1. Frank Herbert – Dune Serisi
Dune, insan ve makineler arasındaki kanlı savaş olarak anılan Butlerian Cihad’dan sonra tüm bilgisayarları ortadan kaldıran ve “İnsan zihnine benzer hiçbir makine yapmayacaksın.” diyen bir kararname çıkaran fütüristik, teknolojik olarak aşırı gelişmiş bir gezegen olan Arrakis’te geçiyor. Dune, değerli olan tek şeyin yaşamı uzatabilen ve bilinci artırabilen bir ilaç olan “baharat” melanjı olduğu, yaşanılması neredeyse imkansız olan bir dünyayı yönetmekle görevli soylu bir ailenin varisi olan çocuk Paul Atreides’in hikayesidir. Bilinen evrende gıptayla bakılan ve bir güç göstergesi olan baharat melanjı, uğruna öldürmeye değer bir ödüldür. Çünkü melanj, yalnızca baharatın sağladığı bir tür çok boyutlu farkındalık ve öngörü gerektiren uzay navigasyonu için gereklidir. Atreides Hanesi ihanete uğradığında, Paul’ün ailesinin yıkımı ve sonucunda Paul kendisinin bile hayal edemeyeceği kadar büyük bir kadere doğru bir yolculuğa çıkacaktır. Muad’Dib olarak bilinen gizemli adama dönüşürken, insanlığın en eski ve ulaşılmaz rüyası gerçekleşecektir. Hikaye, imparatorluktaki farklı derebeyliklerinin hem Arrakis’te hem de Arrakis’in baharatında kontrolü elde etmesi için mücadelesini anlatırken siyaset, din, ekoloji, teknoloji ve insan duygularını çok katmanlı etkileşimlerini de sorguluyor.
2. Dan Brown – Başlangıç
Seveni de çok sevmeyeni de. Ama Dan Brown’un macera türünde önemli eserler meydana getirdiği bir gerçek. 2017 yılında yayımlanan Başlangıç aslında varoluşu sorgulama kitabı diyebiliriz. Eski bir soru olan “Nerden geldik, nereye gidiyoruz?” sorusu, kitabın iskeletini oluşturuyor. Bilimden sanata, felsefeden psikolojiye kadar her türden disiplinin yanıt aradığı bu soru, kitapta bir bilgisayarcının yanıt bulduğu iddiasıyla şekilleniyor. Geleceğe önem veren ve fütüristik bir bakışa sahip olan bu bilgisayarcı, tüm semavi dinlerin önde gelenleriyle toplantılar yapıp buluşunu açıklar ve hayatına her şeyin değişeceği mottosuyla devam eder. Dinlerle bilimin, dindarlarla ateistlerin “başlangıç”a dair görüşleri harmanlanarak bir arada verilir. Kitapta bununla beraber yapay zekâ, kuantum gibi farklı konulara da konuk oluyoruz.

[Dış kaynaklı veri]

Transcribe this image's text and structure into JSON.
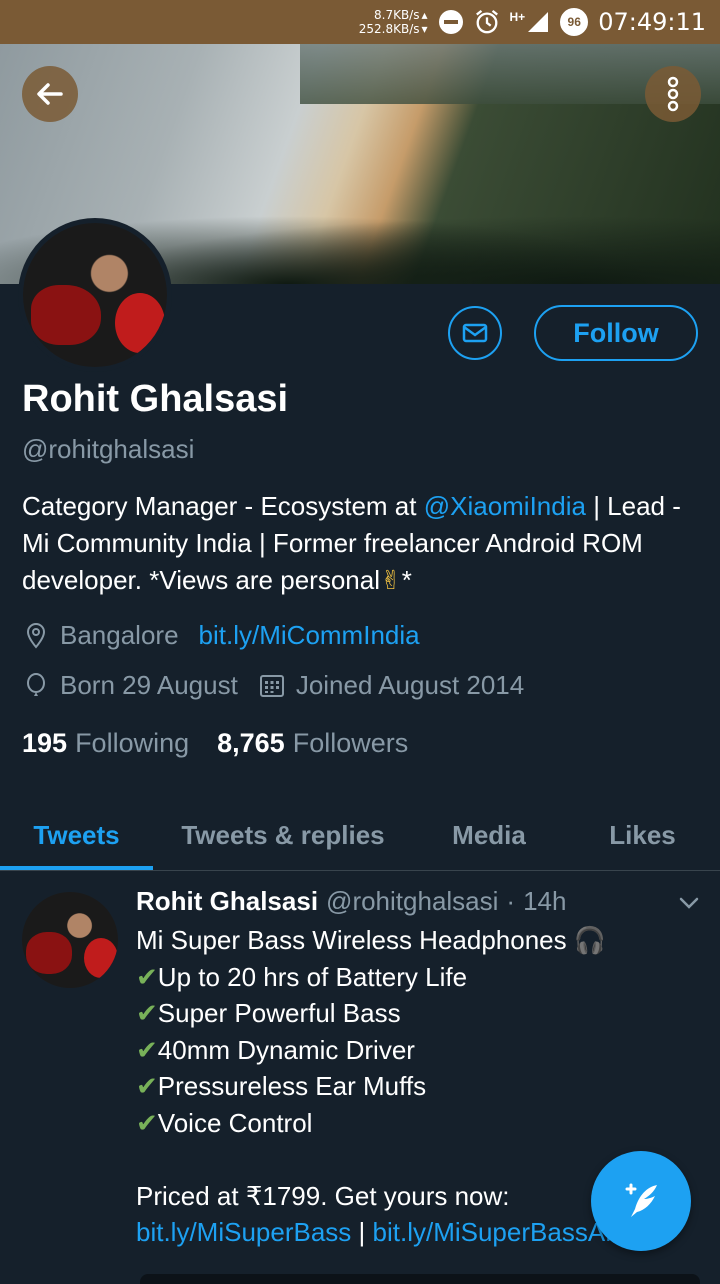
{
  "status_bar": {
    "speed_up": "8.7KB/s",
    "speed_down": "252.8KB/s",
    "network": "H+",
    "battery": "96",
    "time": "07:49:11"
  },
  "profile": {
    "name": "Rohit Ghalsasi",
    "handle": "@rohitghalsasi",
    "follow_label": "Follow",
    "bio": {
      "part1": "Category Manager - Ecosystem at ",
      "mention": "@XiaomiIndia",
      "part2": " | Lead - Mi Community India | Former freelancer Android ROM developer. *Views are personal",
      "emoji": "✌",
      "part3": "*"
    },
    "location": "Bangalore",
    "website": "bit.ly/MiCommIndia",
    "birthday": "Born 29 August",
    "joined": "Joined August 2014",
    "following_count": "195",
    "following_label": "Following",
    "followers_count": "8,765",
    "followers_label": "Followers"
  },
  "tabs": [
    {
      "label": "Tweets",
      "active": true
    },
    {
      "label": "Tweets & replies",
      "active": false
    },
    {
      "label": "Media",
      "active": false
    },
    {
      "label": "Likes",
      "active": false
    }
  ],
  "tweet": {
    "name": "Rohit Ghalsasi",
    "handle": "@rohitghalsasi",
    "dot": "·",
    "time": "14h",
    "title": "Mi Super Bass Wireless Headphones ",
    "headphone_emoji": "🎧",
    "check": "✔",
    "features": [
      "Up to 20 hrs of Battery Life",
      "Super Powerful Bass",
      "40mm Dynamic Driver",
      "Pressureless Ear Muffs",
      "Voice Control"
    ],
    "price_text": "Priced at ₹1799. Get yours now: ",
    "link1": "bit.ly/MiSuperBass",
    "separator": " | ",
    "link2": "bit.ly/MiSuperBassAMZ"
  },
  "colors": {
    "background": "#15202b",
    "accent": "#1da1f2",
    "muted": "#8899a6",
    "status_bar": "#7a5a35"
  },
  "icons": [
    "back-arrow-icon",
    "more-vertical-icon",
    "mail-icon",
    "location-pin-icon",
    "balloon-icon",
    "calendar-icon",
    "chevron-down-icon",
    "compose-tweet-icon"
  ]
}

3. Sir Arthur Conan Doyle – Sherlock Holmes’ün Maceraları
Gelelim polisiye edebiyatın tüm zamanlarda en sevilen eserlerinden birine. Sir Arthur Conan Doyle tarafından oluşturulmuş, Britanyalı hayali karakter Sherlock Holmes gelmiş geçmiş en dikkat çekici dedektif kahramanların başında gelir. Bugün dizi, film gibi birçok farklı sektörde de takip edilen Sherlock Holmes, yazarın on iki hikâyesinin bir araya getirildiği bir kitaptır. Sıkı durun! Bu eserin ilk yayımlanma tarihi 1892’dir. Yani 19. yüzyılın sonları. Maceradan maceraya koşan Holmes ve Doktor Watson, bizi Londra sokaklarında, zengininden fakirine, soylusundan taşralısına kadar pek çok değişik
hayatın içine sokuyor. Bugün popülerlik basamaklarını ikişer üçer tırmanmış olan Sherlock Holmes karakteri, işte bu on iki farklı dedektiflik maceralarından oluşuyor.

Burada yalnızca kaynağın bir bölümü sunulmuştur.